Debates and Controversies
Kobani sits at the centre of several disputes. Turkey regards the YPG that defended the city as linked to the PKK and has repeatedly threatened and attacked Kurdish-held areas of northern Syria; Kurds see this as an attempt to crush their hard-won self-rule. Within Syria, the Kurdish-led administration expanded after 2017 into Arab-majority areas such as Raqqa and Deir ez-Zor, where some communities have been wary of Kurdish-led governance — a tension the administration has had to manage. And the official Arabic name, Ayn al-Arab, versus the Kurdish Kobani, reflects the long argument over the region’s identity. Written from a Kurdish perspective, this profile recognises those disputes while affirming Kobani as a Kurdish city defended by its own people.
Significance for the Kurds
For Kurds everywhere, Kobani is sacred ground. Its resistance in 2014–15 — sometimes called the “Stalingrad of the Kurds” — turned a small border town into a global symbol of Kurdish courage and of the role of women fighters in the YPJ. Alongside Sinjar, where Kurdish forces helped rescue Yazidis from genocide, Kobani came to stand for the Kurds as the people who stopped ISIS when others could not. Its defence gave the wider Rojava project international recognition, and its survival remains, to this day, a matter of Kurdish national pride and concern.
Related Places and Topics
Qamishli, the de facto capital of Rojava to the east.
Sinjar, another front in the Kurdish fight against ISIS. The YPG and YPJ, the Rojava Revolution, and the Autonomous Administration of North and East Syria.
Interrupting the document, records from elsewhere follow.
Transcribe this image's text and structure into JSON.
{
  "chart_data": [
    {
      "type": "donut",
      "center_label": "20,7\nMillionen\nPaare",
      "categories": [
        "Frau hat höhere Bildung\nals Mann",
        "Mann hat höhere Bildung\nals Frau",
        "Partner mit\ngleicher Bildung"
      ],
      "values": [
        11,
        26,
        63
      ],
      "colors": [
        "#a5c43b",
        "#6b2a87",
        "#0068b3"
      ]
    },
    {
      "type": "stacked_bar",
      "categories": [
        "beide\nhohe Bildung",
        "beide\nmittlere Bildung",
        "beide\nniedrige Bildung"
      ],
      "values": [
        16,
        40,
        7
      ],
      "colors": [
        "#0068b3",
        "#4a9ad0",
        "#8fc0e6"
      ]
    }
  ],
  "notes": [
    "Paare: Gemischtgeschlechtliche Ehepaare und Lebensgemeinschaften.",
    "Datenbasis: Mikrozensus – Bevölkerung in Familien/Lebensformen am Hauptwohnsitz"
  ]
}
Frequently Asked Questions
Where is Kobani?
Kobani is in northern Syria, in the Aleppo Governorate, right on the border with Turkey, on the Suruç plain about 30 km east of the Euphrates. Its official Arabic name is Ayn al-Arab.
Why is Kobani famous?
Kobani is famous for the 2014–15 siege, when Kurdish YPG and YPJ fighters, backed by US-led coalition airstrikes, held out against ISIS and broke the siege — a turning point in the war that shattered the myth of ISIS invincibility.
Is Kobani a Kurdish city?
Yes. Kobani is a Kurdish-majority city and was the place where the Rojava Revolution was declared in 2012. It is a key centre of the Kurdish-led Autonomous Administration of North and East Syria.
What is happening in Kobani now?
After the fall of the Assad regime in late 2024, Kobani came under renewed pressure from Damascus-backed and Turkish-backed forces. In early 2026 the city faced severe threats, and Kurdish leaders warned of the danger to its people.